La violencia en el ámbito educativo

16 Octubre 2011
Existe en las calles, en los hogares, en los distintos escenarios de la política, en la televisión, en las canchas de fútbol, en las escuelas... Es, por cierto, un fenómeno social más que preocupante. La violencia no sólo está presente en todos los estratos de la sociedad, sino que se incrementa. Los que hasta hace unos años eran episodios aislados, en la actualidad, desafortunadamente las agresiones hacia los docentes se han vuelto más habituales. Hace unas semanas, en un colegio de Pergamino, un alumno y su madre le dieron una golpiza al director.
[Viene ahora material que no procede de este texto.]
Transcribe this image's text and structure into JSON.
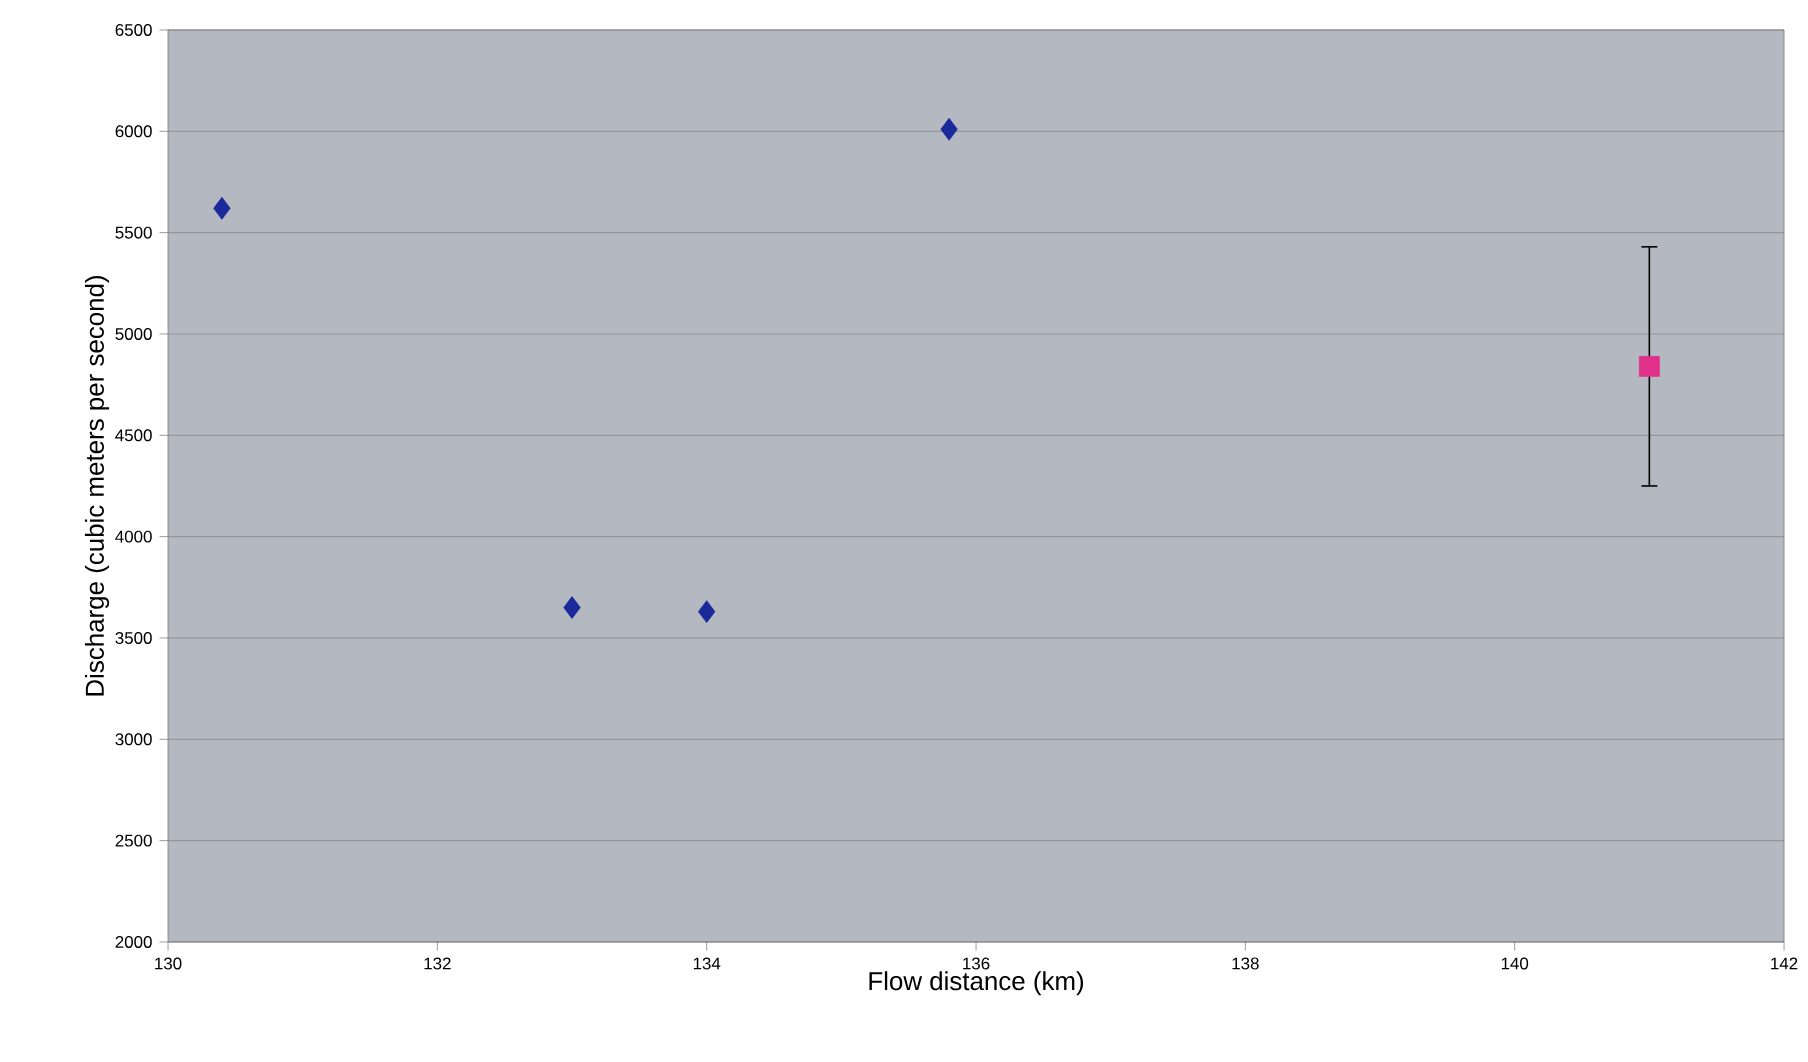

En nuestra provincia, en una escuela de Concepción, los progenitores de una alumna atacaron a dos docentes cuando uno de ellos no autorizó a la estudiante a retirarse de clase antes de tiempo. Tras la denuncia policial, el Juzgado de la II Nominación del Centro Judicial de Concepción hizo lugar al pedido de restricción solicitado por los educadores, y se les prohibió a los padres acercarse a tres cuadras de la escuela.
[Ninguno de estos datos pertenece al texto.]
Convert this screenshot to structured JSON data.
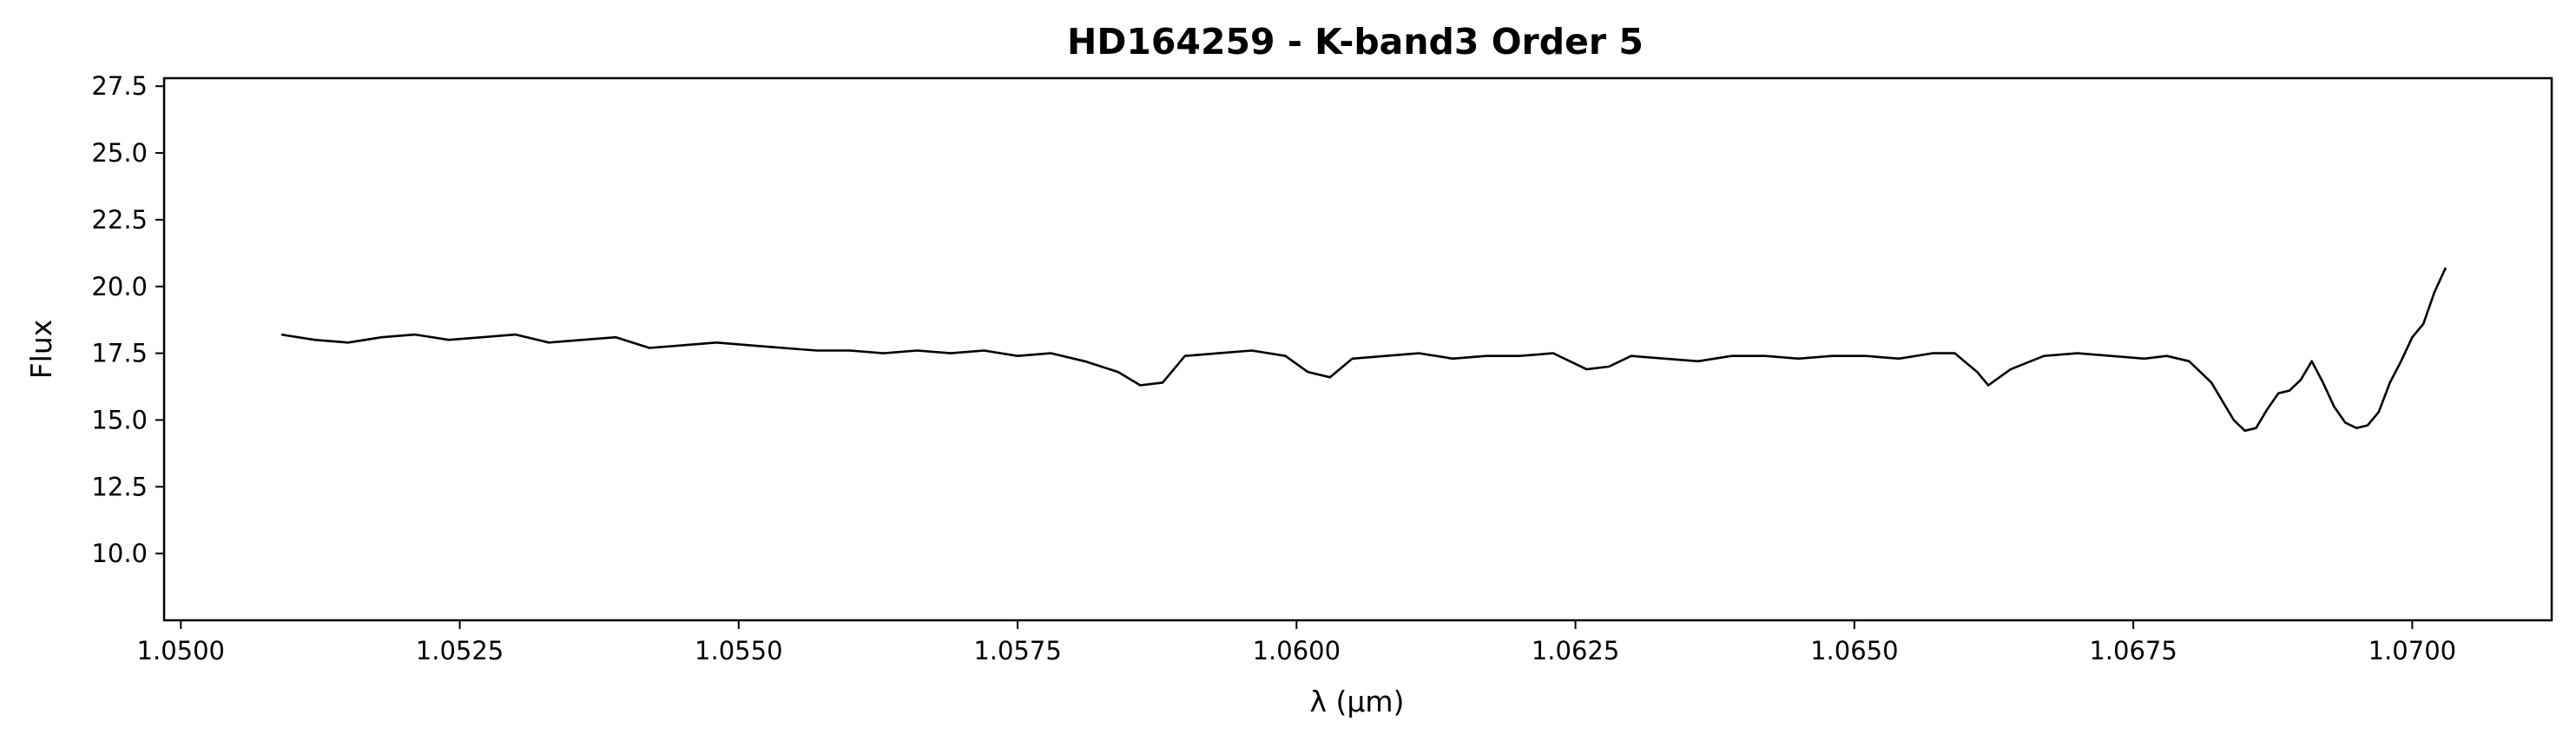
{
  "chart_data": {
    "type": "line",
    "title": "HD164259 - K-band3 Order 5",
    "xlabel": "λ (μm)",
    "ylabel": "Flux",
    "xlim": [
      1.04985,
      1.07125
    ],
    "ylim": [
      7.5,
      27.8
    ],
    "x_ticks": [
      1.05,
      1.0525,
      1.055,
      1.0575,
      1.06,
      1.0625,
      1.065,
      1.0675,
      1.07
    ],
    "x_tick_labels": [
      "1.0500",
      "1.0525",
      "1.0550",
      "1.0575",
      "1.0600",
      "1.0625",
      "1.0650",
      "1.0675",
      "1.0700"
    ],
    "y_ticks": [
      10.0,
      12.5,
      15.0,
      17.5,
      20.0,
      22.5,
      25.0,
      27.5
    ],
    "y_tick_labels": [
      "10.0",
      "12.5",
      "15.0",
      "17.5",
      "20.0",
      "22.5",
      "25.0",
      "27.5"
    ],
    "grid": false,
    "line_color": "#000000",
    "series": [
      {
        "x": [
          1.0509,
          1.0512,
          1.0515,
          1.0518,
          1.0521,
          1.0524,
          1.0527,
          1.053,
          1.0533,
          1.0536,
          1.0539,
          1.0542,
          1.0545,
          1.0548,
          1.0551,
          1.0554,
          1.0557,
          1.056,
          1.0563,
          1.0566,
          1.0569,
          1.0572,
          1.0575,
          1.0578,
          1.0581,
          1.0584,
          1.0586,
          1.0588,
          1.059,
          1.0593,
          1.0596,
          1.0599,
          1.0601,
          1.0603,
          1.0605,
          1.0608,
          1.0611,
          1.0614,
          1.0617,
          1.062,
          1.0623,
          1.0626,
          1.0628,
          1.063,
          1.0633,
          1.0636,
          1.0639,
          1.0642,
          1.0645,
          1.0648,
          1.0651,
          1.0654,
          1.0657,
          1.0659,
          1.0661,
          1.0662,
          1.0664,
          1.0667,
          1.067,
          1.0673,
          1.0676,
          1.0678,
          1.068,
          1.0682,
          1.0683,
          1.0684,
          1.0685,
          1.0686,
          1.0687,
          1.0688,
          1.0689,
          1.069,
          1.0691,
          1.0692,
          1.0693,
          1.0694,
          1.0695,
          1.0696,
          1.0697,
          1.0698,
          1.0699,
          1.07,
          1.0701,
          1.0702,
          1.0703
        ],
        "y": [
          18.2,
          18.0,
          17.9,
          18.1,
          18.2,
          18.0,
          18.1,
          18.2,
          17.9,
          18.0,
          18.1,
          17.7,
          17.8,
          17.9,
          17.8,
          17.7,
          17.6,
          17.6,
          17.5,
          17.6,
          17.5,
          17.6,
          17.4,
          17.5,
          17.2,
          16.8,
          16.3,
          16.4,
          17.4,
          17.5,
          17.6,
          17.4,
          16.8,
          16.6,
          17.3,
          17.4,
          17.5,
          17.3,
          17.4,
          17.4,
          17.5,
          16.9,
          17.0,
          17.4,
          17.3,
          17.2,
          17.4,
          17.4,
          17.3,
          17.4,
          17.4,
          17.3,
          17.5,
          17.5,
          16.8,
          16.3,
          16.9,
          17.4,
          17.5,
          17.4,
          17.3,
          17.4,
          17.2,
          16.4,
          15.7,
          15.0,
          14.6,
          14.7,
          15.4,
          16.0,
          16.1,
          16.5,
          17.2,
          16.4,
          15.5,
          14.9,
          14.7,
          14.8,
          15.3,
          16.4,
          17.2,
          18.1,
          18.6,
          19.8,
          20.7
        ]
      }
    ]
  }
}
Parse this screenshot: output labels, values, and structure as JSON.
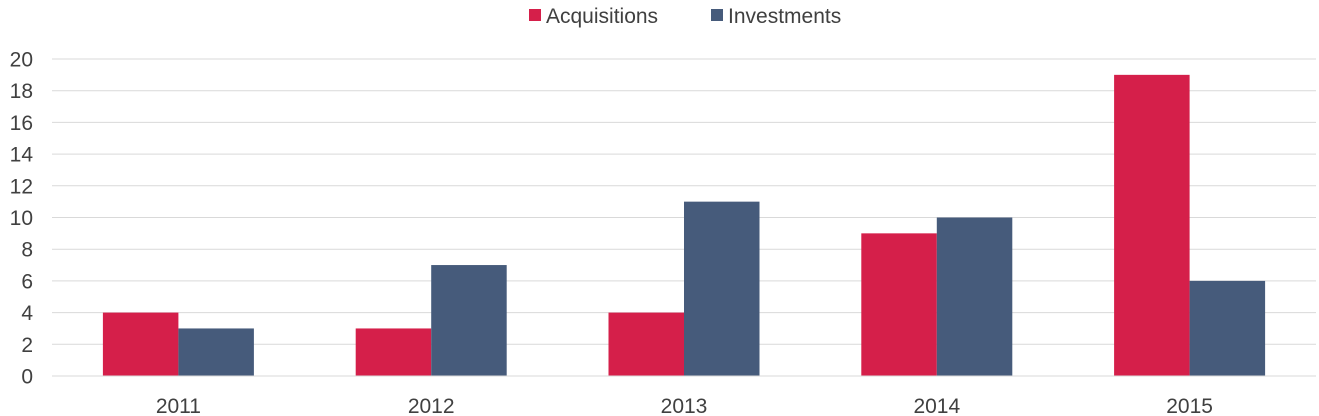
{
  "chart_data": {
    "type": "bar",
    "categories": [
      "2011",
      "2012",
      "2013",
      "2014",
      "2015"
    ],
    "series": [
      {
        "name": "Acquisitions",
        "color": "#d51f4a",
        "values": [
          4,
          3,
          4,
          9,
          19
        ]
      },
      {
        "name": "Investments",
        "color": "#465b7b",
        "values": [
          3,
          7,
          11,
          10,
          6
        ]
      }
    ],
    "ylim": [
      0,
      20
    ],
    "yticks": [
      0,
      2,
      4,
      6,
      8,
      10,
      12,
      14,
      16,
      18,
      20
    ],
    "grid": true,
    "legend_position": "top-center"
  }
}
Tanto la Unión de Docentes Tucumanos como la Agremiación del Personal de Enseñanza Media, llevan registros de hechos de violencia en contra de los educadores, en los que se preserva el nombre de la víctima. Entre las agresiones más comunes, se hallan los insultos cuando el docente desaprueba a un alumno, pero también se llega a la agresión física y a la desaparición -por venganza- de alguna pertenencia del docente. Suceden amenazas a la entrada o salida de la escuela que, en la mayoría de los casos, permanecen sin ser denunciados. Otras ocurren cuando los padres no pueden conseguir el certificado escolar para cobrar la Asignación Universal por Hijo.
Una funcionaria del Ministerio de Educación dijo que los hechos registrados son aislados y van más allá del ámbito escolar. Los definió como casos policiales y judiciales. Dijo que "la escuela no es una burbuja, en ella se filtran todas las cuestiones sociales". Sostuvo que se trabajó en los códigos de convivencia, planteando un cambio de paradigma: de lo punitivo a lo participativo, en los derechos y en las obligaciones. Los docentes, por su parte, consideran que las normativas académicas son muy permisivas, premian más al que no estudia. Sostienen que los códigos de convivencia se elaboran sin la participación de padres ni de alumnos; no hay reflexión ni consenso. Advierten que los mandatos obligan al educador a que el alumno apruebe y lo haga pasar de curso a como dé lugar, lo cual le quita autoridad e hicieron hincapié en la necesidad de que haya gabinetes psicopedagógicos en cada escuela, así como formación profesional de los tutores.
También influyen los cambios que se han producido en la constitución de la familia: madres y padres solteros o ausentes, hermanos que se hacen cargo del grupo familiar, familias ensambladas, parejas homosexuales. Los nuevos modelos afectan, sin duda, de distinto modo a los chicos y su conducta se refleja en la escuela. Sensaciones de desamor, soledad, angustia; desorientación, ausencia de diálogo familiar, de estímulo, la exclusión pueden ser resortes de acciones violentas, y más aún si los chicos viven en un ámbito familiar de agresión constante.
Sería importante que se integrara a los padres al hecho educativo, que se trabajara con ellos, docentes, alumnos y empleados con las técnicas de mediación, que se reflexionara sobre el autoritarismo de los profesores y de su maltrato verbal hacia los estudiantes. La formación educativa y la salud mental de nuestros hijos le compete a toda la comunidad. "Una sociedad que no da lugar a la expresión del alma de la gente, y no escucha su sacrificio, se destruirá en violencias", dijo Ernesto Sabato.